> Well, I don't think anything right now is great at high-resolution
> taxonomic classification, so I think pplacer would do just as good (or
> better) as something like RDP. No one in our group has done a through
> investigation of how well pplacer is working using GG, but from a few
> test cases it certainly seems better than something like RDP.
>
> I guess you are worried that pplacer might not know the exact
> placement due to so much data. Also it seems that the large number of
> gaps and thus the location of informative positions would be a problem
> with any tree building program and yet GG and SILVA are making these
> large trees.
Yes, they are making these large trees. It's not always clear that their
overall goal is phylogenetic accuracy. Members of the Knight group have
made it clear to me that they aren't so bothered about accuracy, as long
as it doesn't change their UniFrac estimates. You can see this in, e.g.
http://pynast.wordpress.com/2010/04/06/pynast-1-1-released-better-alignments-and-a-15x-speed-increase/
That makes perfect sense to me-- we really just need to scale the method
to the application like I said for 16s estimates.

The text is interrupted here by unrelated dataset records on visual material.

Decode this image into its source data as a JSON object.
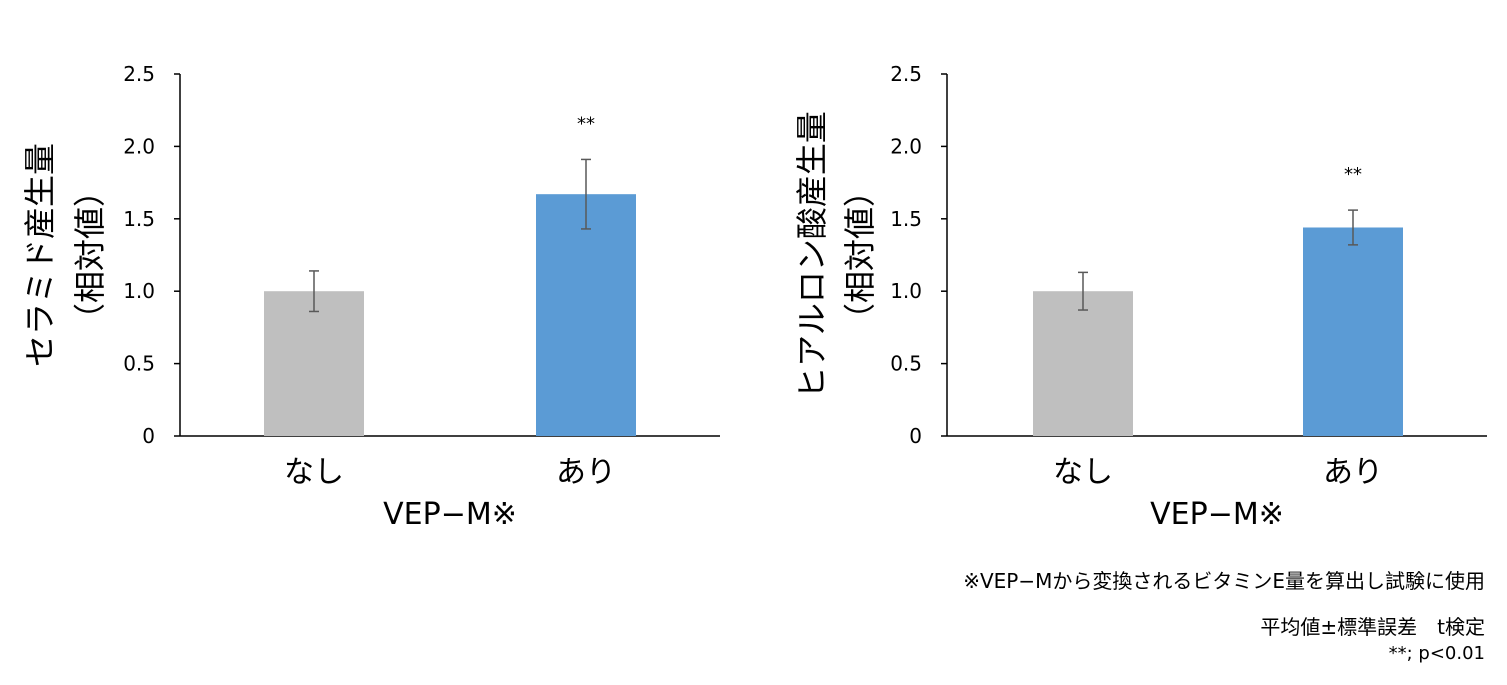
{
  "chart_data": [
    {
      "type": "bar",
      "title": "",
      "ylabel_lines": [
        "セラミド産生量",
        "（相対値）"
      ],
      "xlabel": "VEP−M※",
      "ylim": [
        0,
        2.5
      ],
      "y_ticks": [
        "0",
        "0.5",
        "1.0",
        "1.5",
        "2.0",
        "2.5"
      ],
      "categories": [
        "なし",
        "あり"
      ],
      "values": [
        1.0,
        1.67
      ],
      "errors": [
        0.14,
        0.24
      ],
      "colors": [
        "#bfbfbf",
        "#5b9bd5"
      ],
      "significance": [
        "",
        "**"
      ],
      "grid": false
    },
    {
      "type": "bar",
      "title": "",
      "ylabel_lines": [
        "ヒアルロン酸産生量",
        "（相対値）"
      ],
      "xlabel": "VEP−M※",
      "ylim": [
        0,
        2.5
      ],
      "y_ticks": [
        "0",
        "0.5",
        "1.0",
        "1.5",
        "2.0",
        "2.5"
      ],
      "categories": [
        "なし",
        "あり"
      ],
      "values": [
        1.0,
        1.44
      ],
      "errors": [
        0.13,
        0.12
      ],
      "colors": [
        "#bfbfbf",
        "#5b9bd5"
      ],
      "significance": [
        "",
        "**"
      ],
      "grid": false
    }
  ],
  "footnotes": {
    "line1": "※VEP−Mから変換されるビタミンE量を算出し試験に使用",
    "line2": "平均値±標準誤差　t検定",
    "line3": "**; p<0.01"
  }
}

> Considering the large demand for decent taxonomic classification using
> 16S and that most people seem happy settling for answers from the
> quick and dirty RDP classification it seems like it might be worth
> pursuing this a bit more? I have built a pipeline (similar to the one
> outlined in Steve Kembels recent paper) that takes 16S reads aligns
> them to the GG alignment using PyNAST, does the trimming etc, so that
> pplacer can be used. Conor (previous email) in our group has been
> using this quite a bit for taxonomic classification so he can probably
> comment more on successes on that front.

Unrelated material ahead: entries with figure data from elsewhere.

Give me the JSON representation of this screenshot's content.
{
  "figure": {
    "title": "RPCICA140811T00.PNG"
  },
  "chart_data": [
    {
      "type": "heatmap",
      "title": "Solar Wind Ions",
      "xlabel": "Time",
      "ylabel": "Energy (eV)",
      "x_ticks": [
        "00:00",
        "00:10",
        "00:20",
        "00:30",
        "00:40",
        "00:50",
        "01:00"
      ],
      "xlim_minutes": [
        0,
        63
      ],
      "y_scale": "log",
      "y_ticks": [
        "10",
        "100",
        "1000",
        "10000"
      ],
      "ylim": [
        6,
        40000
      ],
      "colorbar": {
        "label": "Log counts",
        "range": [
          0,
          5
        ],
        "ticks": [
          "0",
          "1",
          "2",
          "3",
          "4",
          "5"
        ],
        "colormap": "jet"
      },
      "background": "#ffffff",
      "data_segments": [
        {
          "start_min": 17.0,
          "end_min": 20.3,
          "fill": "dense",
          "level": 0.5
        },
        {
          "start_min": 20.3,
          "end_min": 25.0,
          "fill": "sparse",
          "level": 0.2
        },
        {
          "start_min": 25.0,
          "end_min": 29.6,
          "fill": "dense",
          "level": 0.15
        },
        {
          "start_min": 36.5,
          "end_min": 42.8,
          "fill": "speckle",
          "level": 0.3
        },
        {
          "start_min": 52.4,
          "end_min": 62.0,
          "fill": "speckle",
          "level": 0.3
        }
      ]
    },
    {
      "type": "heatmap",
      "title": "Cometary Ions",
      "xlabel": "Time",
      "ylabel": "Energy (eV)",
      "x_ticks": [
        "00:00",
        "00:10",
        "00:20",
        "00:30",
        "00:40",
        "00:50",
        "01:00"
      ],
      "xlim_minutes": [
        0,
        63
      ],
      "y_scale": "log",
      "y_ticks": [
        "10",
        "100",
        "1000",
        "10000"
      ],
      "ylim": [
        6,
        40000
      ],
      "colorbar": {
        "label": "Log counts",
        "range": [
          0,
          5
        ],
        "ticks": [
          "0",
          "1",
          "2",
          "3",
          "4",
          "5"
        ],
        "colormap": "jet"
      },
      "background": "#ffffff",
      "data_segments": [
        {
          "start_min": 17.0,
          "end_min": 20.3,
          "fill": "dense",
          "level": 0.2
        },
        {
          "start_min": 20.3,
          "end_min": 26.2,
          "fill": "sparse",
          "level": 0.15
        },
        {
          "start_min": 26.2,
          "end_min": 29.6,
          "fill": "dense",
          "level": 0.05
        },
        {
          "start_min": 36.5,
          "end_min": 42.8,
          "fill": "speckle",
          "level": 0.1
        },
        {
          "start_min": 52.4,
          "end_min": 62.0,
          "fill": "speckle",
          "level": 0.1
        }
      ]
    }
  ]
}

Yes, we also have something like that (not surprisingly). However, the
direction we have headed is to break a big alignment into
sub-alignments, and first "bin" reads into the sub alignments using a
naive Bayes classifier. Then placement. We're currently validating this
approach, but are as usual chasing our tail with taxonomic things.
> Also, I know that Jonathan Eisen's group is working on a taxonomic
> classification using pplacer on protein coding genes (for WGS
> metagenomics). However, maybe it would be worth discussing a brief
> project for 16S data. If interested we could chat about this offline.

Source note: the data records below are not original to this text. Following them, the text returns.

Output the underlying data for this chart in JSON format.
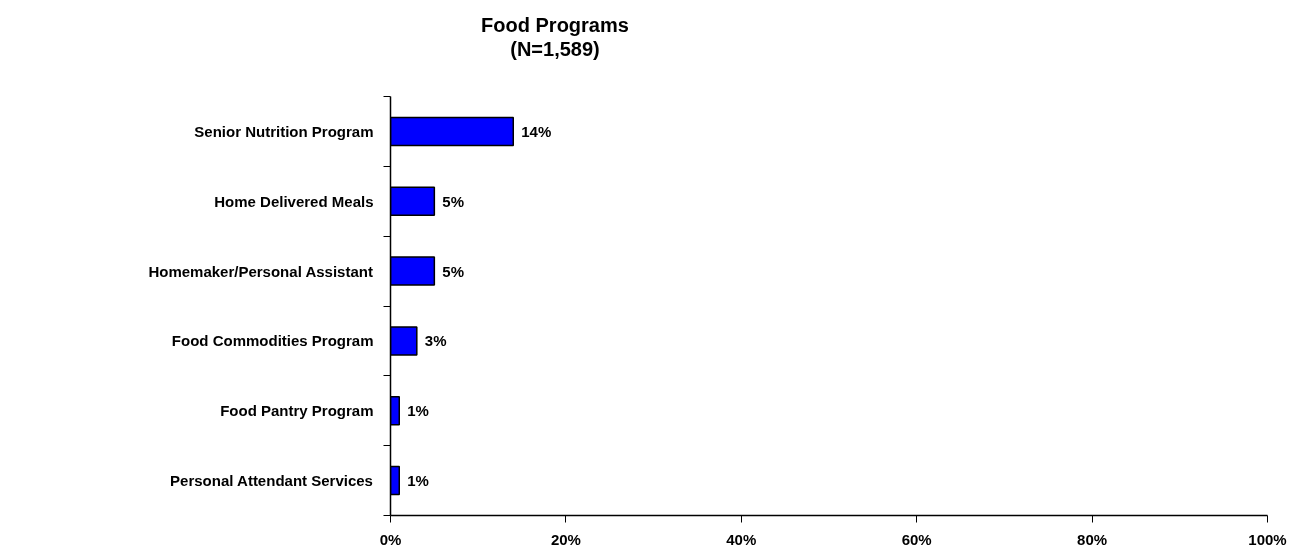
{
  "chart_data": {
    "type": "bar",
    "orientation": "horizontal",
    "title": "Food Programs\n(N=1,589)",
    "categories": [
      "Senior Nutrition Program",
      "Home Delivered Meals",
      "Homemaker/Personal Assistant",
      "Food Commodities Program",
      "Food Pantry Program",
      "Personal Attendant Services"
    ],
    "values": [
      14,
      5,
      5,
      3,
      1,
      1
    ],
    "value_labels": [
      "14%",
      "5%",
      "5%",
      "3%",
      "1%",
      "1%"
    ],
    "color": "#0000ff",
    "xlim": [
      0,
      100
    ],
    "xticks": [
      {
        "value": 0,
        "label": "0%"
      },
      {
        "value": 20,
        "label": "20%"
      },
      {
        "value": 40,
        "label": "40%"
      },
      {
        "value": 60,
        "label": "60%"
      },
      {
        "value": 80,
        "label": "80%"
      },
      {
        "value": 100,
        "label": "100%"
      }
    ],
    "grid": false
  }
}
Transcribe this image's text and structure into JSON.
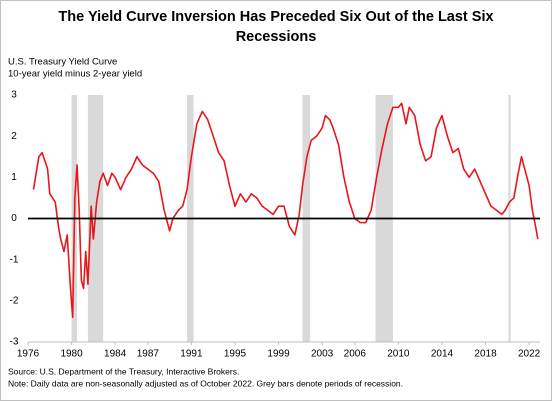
{
  "chart_data": {
    "type": "line",
    "title": [
      "The Yield Curve Inversion Has Preceded Six Out of the Last Six",
      "Recessions"
    ],
    "subtitle": [
      "U.S. Treasury Yield Curve",
      "10-year yield minus 2-year yield"
    ],
    "source": "Source: U.S. Department of the Treasury, Interactive Brokers.",
    "note": "Note: Daily data are non-seasonally adjusted as of October 2022. Grey bars denote periods of recession.",
    "xlim": [
      1976,
      2023
    ],
    "xticks": [
      1976,
      1980,
      1984,
      1987,
      1991,
      1995,
      1999,
      2003,
      2006,
      2010,
      2014,
      2018,
      2022
    ],
    "ylim": [
      -3,
      3
    ],
    "yticks": [
      -3,
      -2,
      -1,
      0,
      1,
      2,
      3
    ],
    "zero_line": true,
    "recession_color": "#d9d9d9",
    "recessions": [
      [
        1980.0,
        1980.5
      ],
      [
        1981.5,
        1982.9
      ],
      [
        1990.6,
        1991.2
      ],
      [
        2001.2,
        2001.9
      ],
      [
        2007.9,
        2009.5
      ],
      [
        2020.1,
        2020.3
      ]
    ],
    "series": [
      {
        "name": "10-year yield minus 2-year yield",
        "color": "#e8161b",
        "x": [
          1976.5,
          1977,
          1977.3,
          1977.8,
          1978,
          1978.5,
          1978.8,
          1979,
          1979.3,
          1979.6,
          1979.9,
          1980.1,
          1980.3,
          1980.5,
          1980.7,
          1980.9,
          1981.1,
          1981.3,
          1981.5,
          1981.8,
          1982,
          1982.3,
          1982.6,
          1982.9,
          1983.3,
          1983.7,
          1984,
          1984.5,
          1985,
          1985.5,
          1986,
          1986.5,
          1987,
          1987.5,
          1988,
          1988.5,
          1989,
          1989.3,
          1989.8,
          1990.2,
          1990.6,
          1991,
          1991.5,
          1992,
          1992.5,
          1993,
          1993.5,
          1994,
          1994.5,
          1995,
          1995.5,
          1996,
          1996.5,
          1997,
          1997.5,
          1998,
          1998.5,
          1999,
          1999.5,
          2000,
          2000.5,
          2000.9,
          2001.2,
          2001.6,
          2002,
          2002.5,
          2003,
          2003.3,
          2003.7,
          2004,
          2004.5,
          2005,
          2005.5,
          2006,
          2006.5,
          2007,
          2007.5,
          2008,
          2008.5,
          2009,
          2009.5,
          2010,
          2010.3,
          2010.7,
          2011,
          2011.5,
          2012,
          2012.5,
          2013,
          2013.5,
          2014,
          2014.5,
          2015,
          2015.5,
          2016,
          2016.5,
          2017,
          2017.5,
          2018,
          2018.5,
          2019,
          2019.5,
          2019.8,
          2020.2,
          2020.6,
          2021,
          2021.3,
          2021.6,
          2022,
          2022.3,
          2022.6,
          2022.8
        ],
        "values": [
          0.7,
          1.5,
          1.6,
          1.2,
          0.6,
          0.4,
          -0.2,
          -0.5,
          -0.8,
          -0.4,
          -1.7,
          -2.4,
          0.5,
          1.3,
          0.2,
          -1.5,
          -1.7,
          -0.8,
          -1.6,
          0.3,
          -0.5,
          0.4,
          0.9,
          1.1,
          0.8,
          1.1,
          1.0,
          0.7,
          1.0,
          1.2,
          1.5,
          1.3,
          1.2,
          1.1,
          0.9,
          0.2,
          -0.3,
          0.0,
          0.2,
          0.3,
          0.7,
          1.5,
          2.3,
          2.6,
          2.4,
          2.0,
          1.6,
          1.4,
          0.8,
          0.3,
          0.6,
          0.4,
          0.6,
          0.5,
          0.3,
          0.2,
          0.1,
          0.3,
          0.3,
          -0.2,
          -0.4,
          0.1,
          0.8,
          1.5,
          1.9,
          2.0,
          2.2,
          2.5,
          2.4,
          2.2,
          1.8,
          1.0,
          0.4,
          0.0,
          -0.1,
          -0.1,
          0.2,
          1.0,
          1.7,
          2.3,
          2.7,
          2.7,
          2.8,
          2.3,
          2.7,
          2.5,
          1.8,
          1.4,
          1.5,
          2.2,
          2.5,
          2.0,
          1.6,
          1.7,
          1.2,
          1.0,
          1.2,
          0.9,
          0.6,
          0.3,
          0.2,
          0.1,
          0.2,
          0.4,
          0.5,
          1.1,
          1.5,
          1.2,
          0.8,
          0.2,
          -0.2,
          -0.5
        ]
      }
    ]
  }
}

Yes. I'm not saying that using pplacer on big trees and alignments is
the worst thing ever, but I wouldn't say that using it on the SILVA tree
can be recommended without reservation.
Once when I congratulated Morgan Price on FastTree 2.1, he commented
"yeah, we can build these big trees now, so now we need to figure out if
they mean anything."
I should make it clear in my note of caution, though, that I think that
the GG and SILVA folks are doing great work on a hard problem.